When folks get involved in the magical transformation that occurs during organic waste decomposition, it changes minds. The hundreds of community compost sites that depend on city-funding for their operations do just that. They provide free spaces for residents to play around in the world of compost, to ask questions, and to learn.
The social infrastructure of community composting sites, whether a community garden, a food scrap drop-off site, school, or church, cannot be replaced by curbside composting or orange smart bins. The conversations and stories shared between neighbors build long-term connections and a deeply motivated interest in participating in composting.
Until Dec. 31, 2023, when the budget cuts went into effect, I worked for the NYC Compost Project hosted by Queens Botanical Garden. Queens is the most diverse county in the United States, and the garden, located in Flushing, has patrons who have immigrated from all over the world. Many volunteers and neighbors shared with us that they use our compost to grow the vegetables from their home countries that they cannot find in American supermarkets.

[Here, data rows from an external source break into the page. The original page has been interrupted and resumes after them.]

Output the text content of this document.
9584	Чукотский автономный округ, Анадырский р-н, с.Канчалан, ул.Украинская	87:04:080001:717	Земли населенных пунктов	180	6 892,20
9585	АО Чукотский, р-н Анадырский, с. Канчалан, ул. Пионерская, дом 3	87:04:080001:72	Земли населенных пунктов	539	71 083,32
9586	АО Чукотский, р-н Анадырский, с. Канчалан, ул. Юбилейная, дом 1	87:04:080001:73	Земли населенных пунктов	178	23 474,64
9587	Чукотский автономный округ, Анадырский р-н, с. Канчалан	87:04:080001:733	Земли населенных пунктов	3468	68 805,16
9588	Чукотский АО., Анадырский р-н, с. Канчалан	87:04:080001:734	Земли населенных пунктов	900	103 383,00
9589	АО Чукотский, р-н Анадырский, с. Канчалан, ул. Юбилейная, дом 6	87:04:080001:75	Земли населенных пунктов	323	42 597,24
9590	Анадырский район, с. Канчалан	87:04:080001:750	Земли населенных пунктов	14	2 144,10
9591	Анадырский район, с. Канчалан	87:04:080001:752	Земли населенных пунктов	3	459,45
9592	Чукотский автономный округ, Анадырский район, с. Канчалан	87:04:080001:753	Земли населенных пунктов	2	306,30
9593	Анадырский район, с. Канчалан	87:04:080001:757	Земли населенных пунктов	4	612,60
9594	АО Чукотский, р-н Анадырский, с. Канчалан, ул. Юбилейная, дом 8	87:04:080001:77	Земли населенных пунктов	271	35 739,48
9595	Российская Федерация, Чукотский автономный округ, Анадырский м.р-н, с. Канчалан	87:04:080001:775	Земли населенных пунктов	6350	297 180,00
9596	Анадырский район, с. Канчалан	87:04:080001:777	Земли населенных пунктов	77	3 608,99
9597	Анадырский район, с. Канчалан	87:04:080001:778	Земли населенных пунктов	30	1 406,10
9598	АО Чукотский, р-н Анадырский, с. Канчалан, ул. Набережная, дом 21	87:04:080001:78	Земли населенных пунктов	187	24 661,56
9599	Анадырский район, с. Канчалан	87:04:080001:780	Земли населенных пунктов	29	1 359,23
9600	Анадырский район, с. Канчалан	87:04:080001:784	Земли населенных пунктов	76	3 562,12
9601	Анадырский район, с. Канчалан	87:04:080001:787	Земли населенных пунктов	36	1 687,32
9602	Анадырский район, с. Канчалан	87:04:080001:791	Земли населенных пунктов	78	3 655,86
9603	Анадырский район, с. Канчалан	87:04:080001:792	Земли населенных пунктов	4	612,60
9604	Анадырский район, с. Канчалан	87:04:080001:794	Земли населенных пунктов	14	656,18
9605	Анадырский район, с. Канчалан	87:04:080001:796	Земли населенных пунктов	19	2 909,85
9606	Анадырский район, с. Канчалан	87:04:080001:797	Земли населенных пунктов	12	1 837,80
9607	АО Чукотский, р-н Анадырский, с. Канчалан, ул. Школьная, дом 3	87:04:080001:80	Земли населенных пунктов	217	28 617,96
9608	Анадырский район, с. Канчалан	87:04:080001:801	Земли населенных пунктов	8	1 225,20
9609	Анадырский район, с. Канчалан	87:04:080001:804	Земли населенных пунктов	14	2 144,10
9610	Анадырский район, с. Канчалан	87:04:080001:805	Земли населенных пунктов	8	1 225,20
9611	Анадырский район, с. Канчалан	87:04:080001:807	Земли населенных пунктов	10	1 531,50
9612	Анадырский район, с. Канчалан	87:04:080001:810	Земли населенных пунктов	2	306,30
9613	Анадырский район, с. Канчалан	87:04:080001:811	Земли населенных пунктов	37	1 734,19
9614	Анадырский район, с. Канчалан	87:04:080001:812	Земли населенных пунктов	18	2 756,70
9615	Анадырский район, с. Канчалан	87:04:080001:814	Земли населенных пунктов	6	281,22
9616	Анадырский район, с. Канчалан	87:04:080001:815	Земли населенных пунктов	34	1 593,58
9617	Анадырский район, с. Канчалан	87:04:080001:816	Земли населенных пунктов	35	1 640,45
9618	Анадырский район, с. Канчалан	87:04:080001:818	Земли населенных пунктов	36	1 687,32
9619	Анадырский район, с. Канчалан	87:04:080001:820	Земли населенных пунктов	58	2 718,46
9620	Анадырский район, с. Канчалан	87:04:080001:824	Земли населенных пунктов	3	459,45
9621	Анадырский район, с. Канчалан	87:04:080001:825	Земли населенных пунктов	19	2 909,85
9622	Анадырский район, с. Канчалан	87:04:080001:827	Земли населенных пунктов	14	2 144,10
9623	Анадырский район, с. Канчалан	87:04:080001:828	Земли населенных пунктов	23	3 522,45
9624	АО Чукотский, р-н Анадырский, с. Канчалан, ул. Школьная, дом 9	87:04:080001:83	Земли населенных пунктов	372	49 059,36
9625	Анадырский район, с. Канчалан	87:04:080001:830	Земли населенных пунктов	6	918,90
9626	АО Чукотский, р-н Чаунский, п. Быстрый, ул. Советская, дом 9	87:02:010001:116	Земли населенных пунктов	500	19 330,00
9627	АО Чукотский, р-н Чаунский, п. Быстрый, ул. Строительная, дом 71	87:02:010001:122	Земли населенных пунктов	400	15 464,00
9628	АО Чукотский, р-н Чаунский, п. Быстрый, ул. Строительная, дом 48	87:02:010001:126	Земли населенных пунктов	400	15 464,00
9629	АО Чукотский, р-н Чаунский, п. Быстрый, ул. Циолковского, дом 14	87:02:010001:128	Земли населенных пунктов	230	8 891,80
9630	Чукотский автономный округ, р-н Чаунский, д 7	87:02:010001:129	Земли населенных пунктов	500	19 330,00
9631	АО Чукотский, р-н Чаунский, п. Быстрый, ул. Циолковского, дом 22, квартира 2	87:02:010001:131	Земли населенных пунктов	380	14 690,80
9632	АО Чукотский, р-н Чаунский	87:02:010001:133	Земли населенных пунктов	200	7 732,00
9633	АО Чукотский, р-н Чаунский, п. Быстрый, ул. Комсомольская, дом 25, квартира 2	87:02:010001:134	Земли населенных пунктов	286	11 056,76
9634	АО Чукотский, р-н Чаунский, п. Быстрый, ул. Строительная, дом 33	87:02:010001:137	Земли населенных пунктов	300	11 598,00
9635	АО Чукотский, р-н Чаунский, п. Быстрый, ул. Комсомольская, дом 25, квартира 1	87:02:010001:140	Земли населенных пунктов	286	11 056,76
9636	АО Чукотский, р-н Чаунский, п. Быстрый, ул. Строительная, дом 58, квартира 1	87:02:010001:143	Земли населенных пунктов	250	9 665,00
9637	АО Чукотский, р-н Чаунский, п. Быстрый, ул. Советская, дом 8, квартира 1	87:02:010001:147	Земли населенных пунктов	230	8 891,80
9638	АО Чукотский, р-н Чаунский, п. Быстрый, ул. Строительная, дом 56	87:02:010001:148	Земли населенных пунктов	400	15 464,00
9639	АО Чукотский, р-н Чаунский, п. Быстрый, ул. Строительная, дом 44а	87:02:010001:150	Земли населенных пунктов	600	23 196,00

Having access to free, hyperlocally produced “good dirt” helps them have a bountiful harvest year after year—a beautiful example of food sovereignty in neighborhoods that disproportionately experience environmental injustice.
At our compost events, we often had volunteers who said, “This is how we deal with food scraps where I’m from! Although, we didn’t call it ‘compost.’ It’s just what we do.” In many countries without government-provided waste management programs and prior to the widespread adoption of single-use packaging, much of household waste was compostable. It was easy to return food scraps to the Earth. The NYCCP offered a space for people to connect back to practices that modern urban life has made nearly untenable.

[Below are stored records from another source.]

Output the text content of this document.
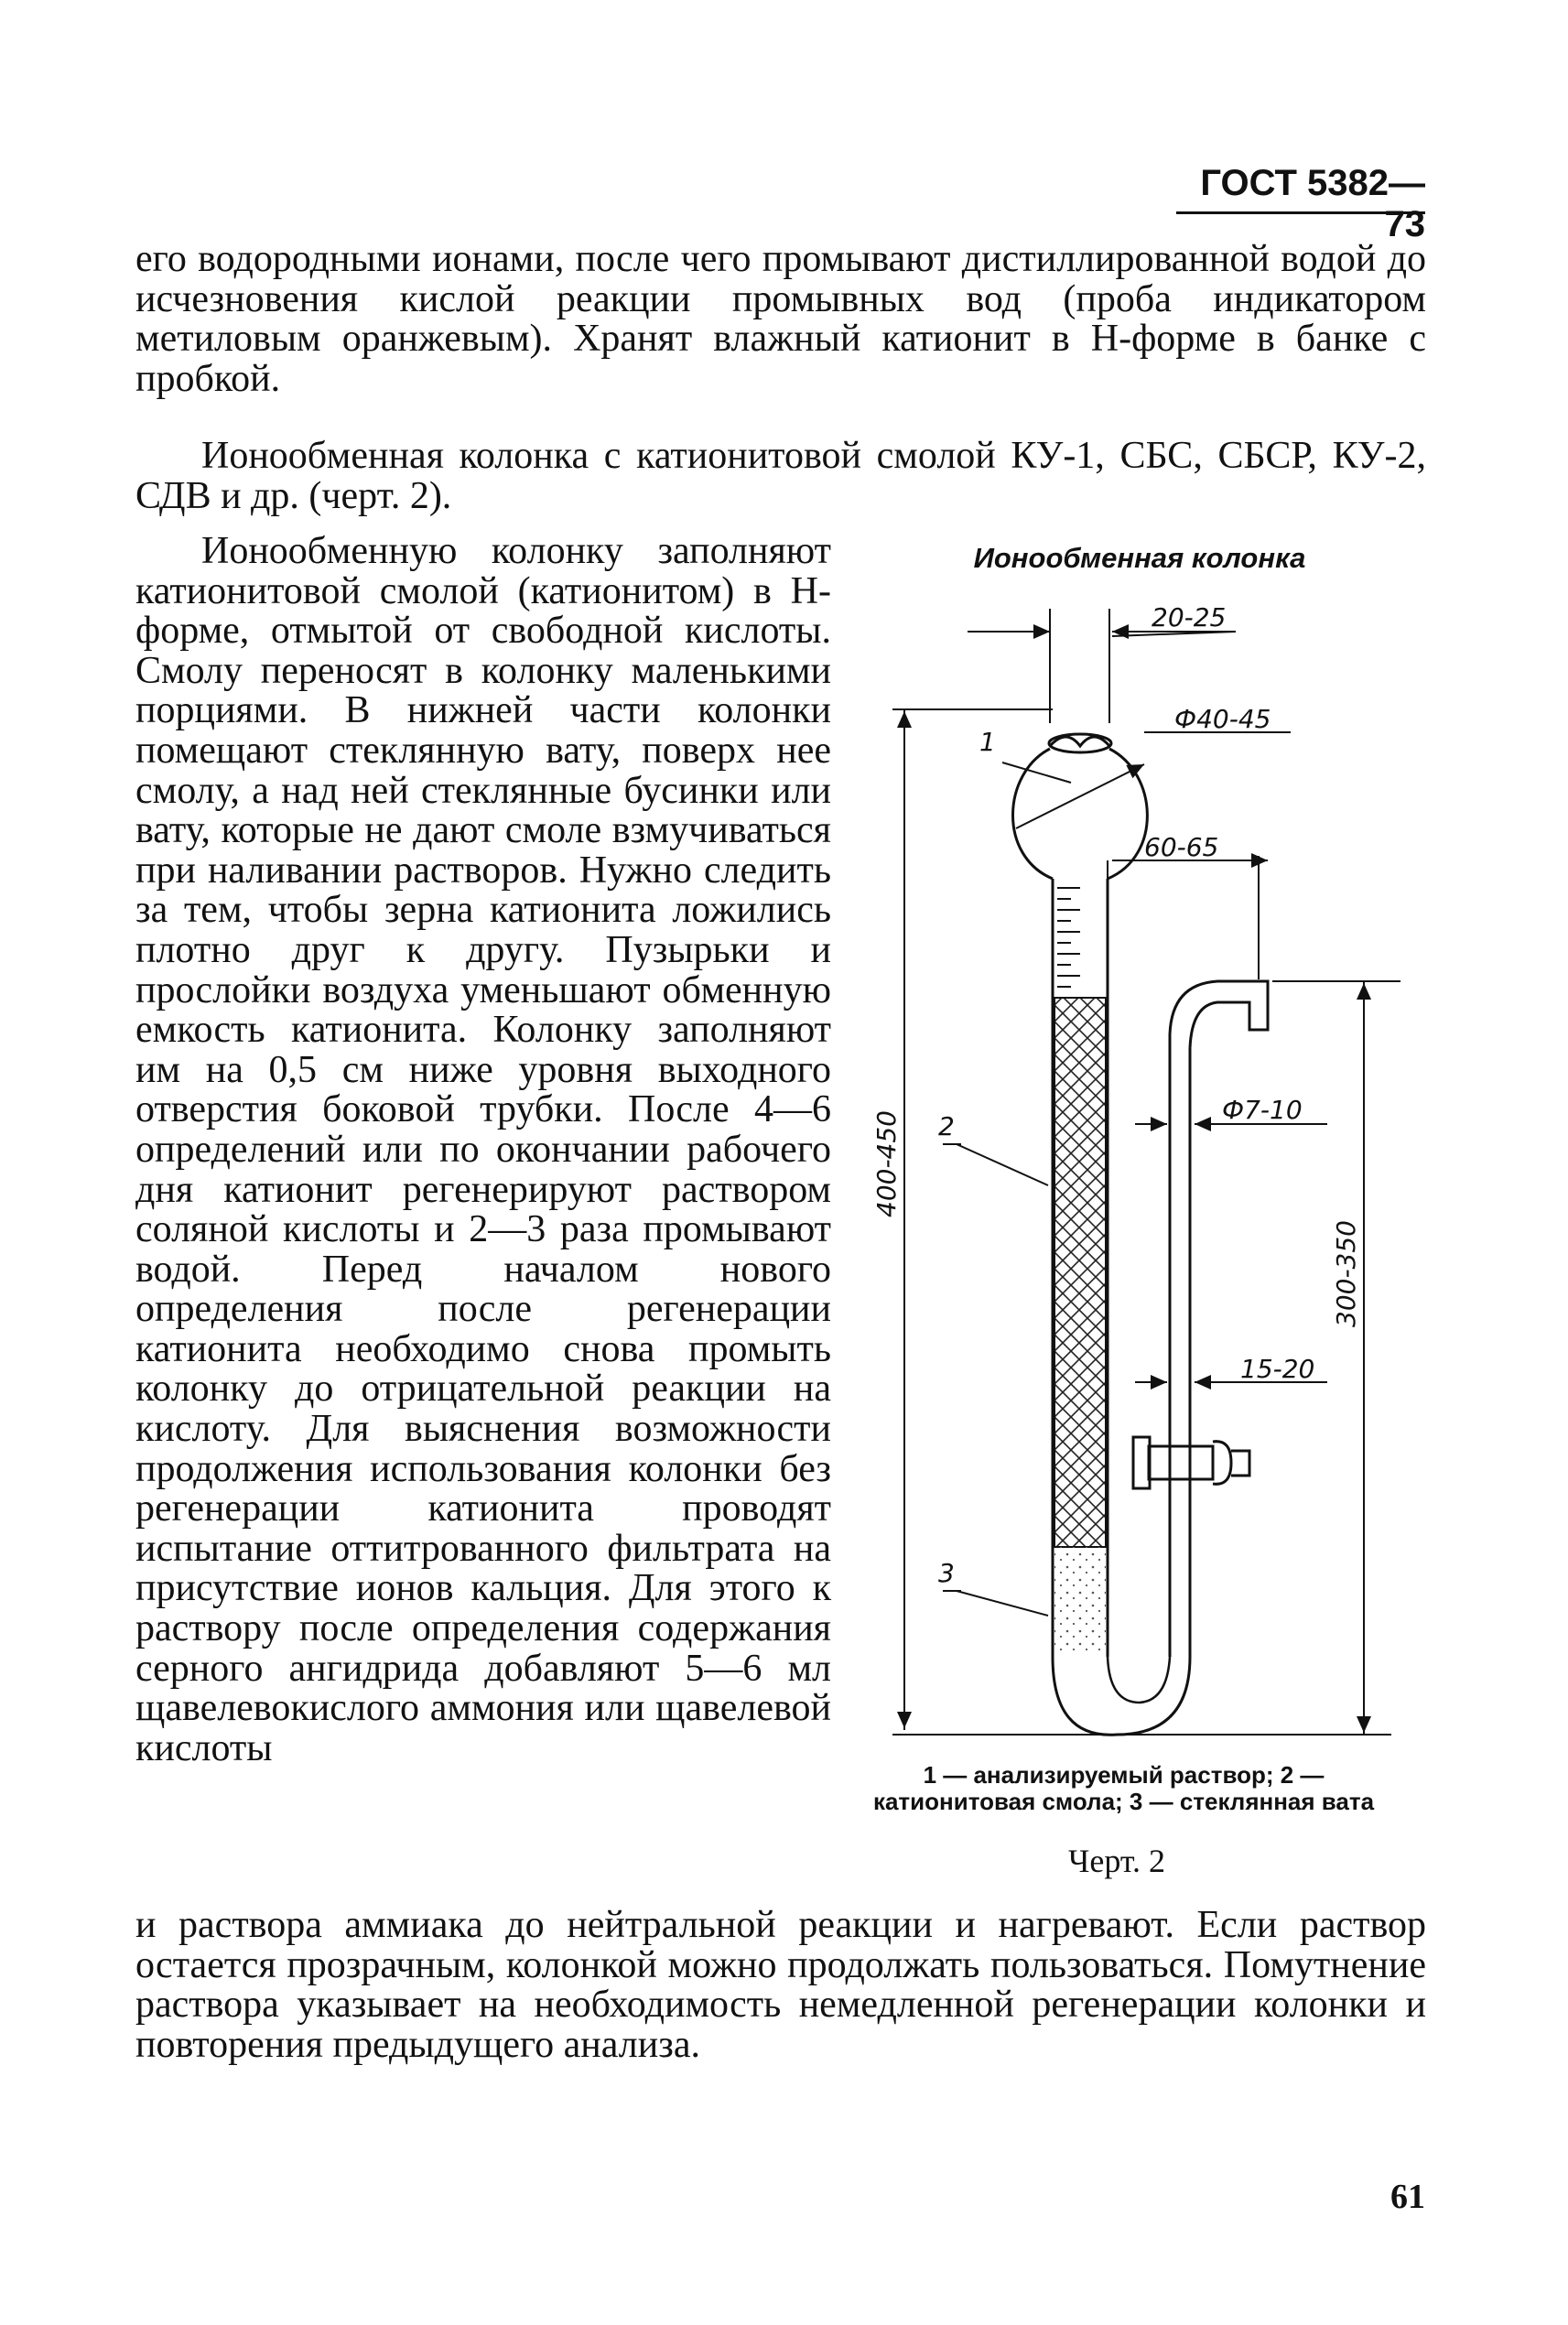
ГОСТ 5382—73

его водородными ионами, после чего промывают дистиллированной водой до исчезновения кислой реакции промывных вод (проба индикатором метиловым оранжевым). Хранят влажный катионит в Н-форме в банке с пробкой.

Ионообменная колонка с катионитовой смолой КУ-1, СБС, СБСР, КУ-2, СДВ и др. (черт. 2).

Ионообменную колонку заполняют катионитовой смолой (катионитом) в Н-форме, отмытой от свободной кислоты. Смолу переносят в колонку маленькими порциями. В нижней части колонки помещают стеклянную вату, поверх нее смолу, а над ней стеклянные бусинки или вату, которые не дают смоле взмучиваться при наливании растворов. Нужно следить за тем, чтобы зерна катионита ложились плотно друг к другу. Пузырьки и прослойки воздуха уменьшают обменную емкость катионита. Колонку заполняют им на 0,5 см ниже уровня выходного отверстия боковой трубки. После 4—6 определений или по окончании рабочего дня катионит регенерируют раствором соляной кислоты и 2—3 раза промывают водой. Перед началом нового определения после регенерации катионита необходимо снова промыть колонку до отрицательной реакции на кислоту. Для выяснения возможности продолжения использования колонки без регенерации катионита проводят испытание оттитрованного фильтрата на присутствие ионов кальция. Для этого к раствору после определения содержания серного ангидрида добавляют 5—6 мл щавелевокислого аммония или щавелевой кислоты

и раствора аммиака до нейтральной реакции и нагревают. Если раствор остается прозрачным, колонкой можно продолжать пользоваться. Помутнение раствора указывает на необходимость немедленной регенерации колонки и повторения предыдущего анализа.

Ионообменная колонка
20-25
Ф40-45
60-65
Ф7-10
15-20
400-450
300-350
1
2
3
1 — анализируемый раствор; 2 — катионитовая смола; 3 — стеклянная вата
Черт. 2
61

Composting is an ancient process. What we as composters do is not novel—it’s what humans have been doing forever. Yet in today’s New York City, where access to green space is so limited (and unequally distributed), participating in a process that repairs the city’s depleted soils, and allows residents to have a positive impact on their environment, feels radical.
The reciprocity of compost connects us with something deeper, nurturing the soil food web beneath our feet as well as the communities above. While composting exists at all scales, when it happens at the community scale, it grows and deepens roots within those communities, tying individuals together through shared goals and action.

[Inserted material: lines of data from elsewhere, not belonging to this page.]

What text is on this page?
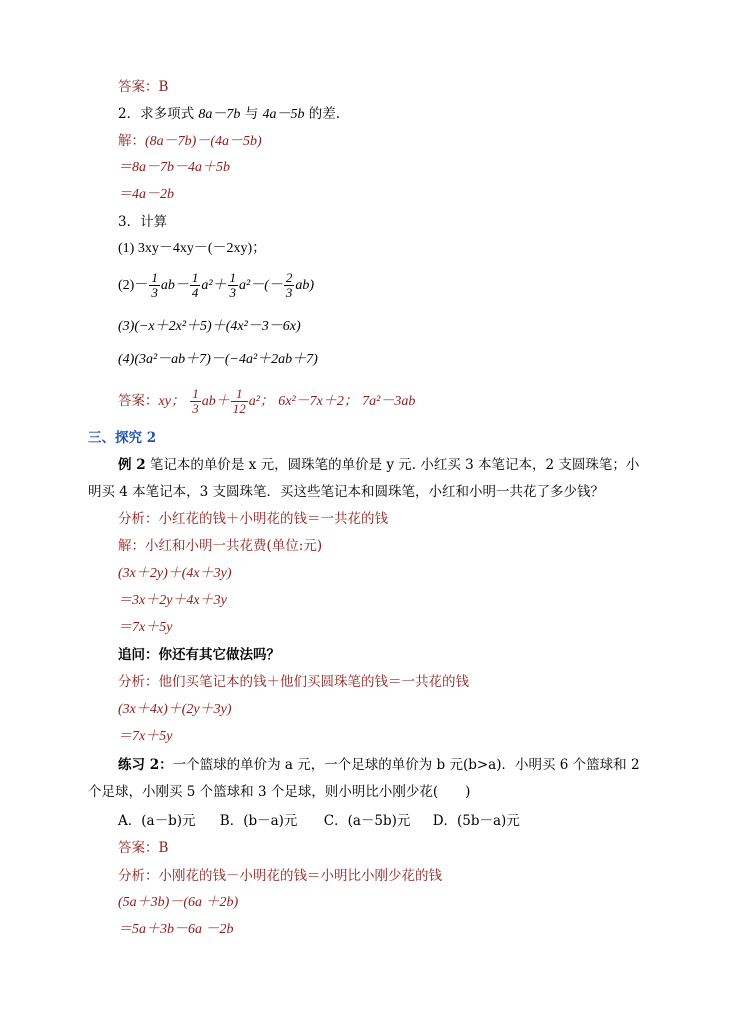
答案：B
2．求多项式 8a－7b 与 4a－5b 的差.
解：(8a－7b)－(4a－5b)
＝8a－7b－4a＋5b
＝4a－2b
3．计算
(1) 3xy－4xy－(－2xy)；
$(2)- \frac{1}{3} ab- \frac{1}{4} a^2+ \frac{1}{3} a^2-(- \frac{2}{3} ab)$
(3)(−x＋2x²＋5)＋(4x²－3－6x)
(4)(3a²－ab＋7)－(−4a²＋2ab＋7)
答案：xy； $\frac{1}{3} ab+ \frac{1}{12} a^2$； 6x²－7x＋2； 7a²－3ab
三、探究 2
例 2 笔记本的单价是 x 元，圆珠笔的单价是 y 元. 小红买 3 本笔记本，2 支圆珠笔；小
明买 4 本笔记本，3 支圆珠笔．买这些笔记本和圆珠笔，小红和小明一共花了多少钱？
分析：小红花的钱＋小明花的钱＝一共花的钱
解：小红和小明一共花费(单位:元)
(3x＋2y)＋(4x＋3y)
＝3x＋2y＋4x＋3y
＝7x＋5y
追问：你还有其它做法吗？
分析：他们买笔记本的钱＋他们买圆珠笔的钱＝一共花的钱
(3x＋4x)＋(2y＋3y)
＝7x＋5y
练习 2：一个篮球的单价为 a 元，一个足球的单价为 b 元(b>a)．小明买 6 个篮球和 2
个足球，小刚买 5 个篮球和 3 个足球，则小明比小刚少花(　　)
A．(a－b)元 B．(b－a)元 C．(a－5b)元 D．(5b－a)元
答案：B
分析：小刚花的钱－小明花的钱＝小明比小刚少花的钱
(5a＋3b)－(6a ＋2b)
＝5a＋3b－6a －2b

New York City was once a leader in showing cities across America how a robust community composting network can bolster curbside composting efforts and make our cities more resilient. The elimination of community composting by this administration is a devastating loss. During his campaign, Mayor Adams vowed to expand composting to all neighborhoods. To make good on his promise and introduce a socially-inclusive and environmentally-effective compost program, he must restore funding to community composting.
Our best hope for a better future lies in communities coming together to care for the land we inhabit. Losing city-funded community composting programs will make that much harder.
Greta Wong is Brooklyn-based community composter who has composted with Nurture BK Compost, Red Hook Compost, and the NYC Compost Project hosted by Queens Botanical Garden.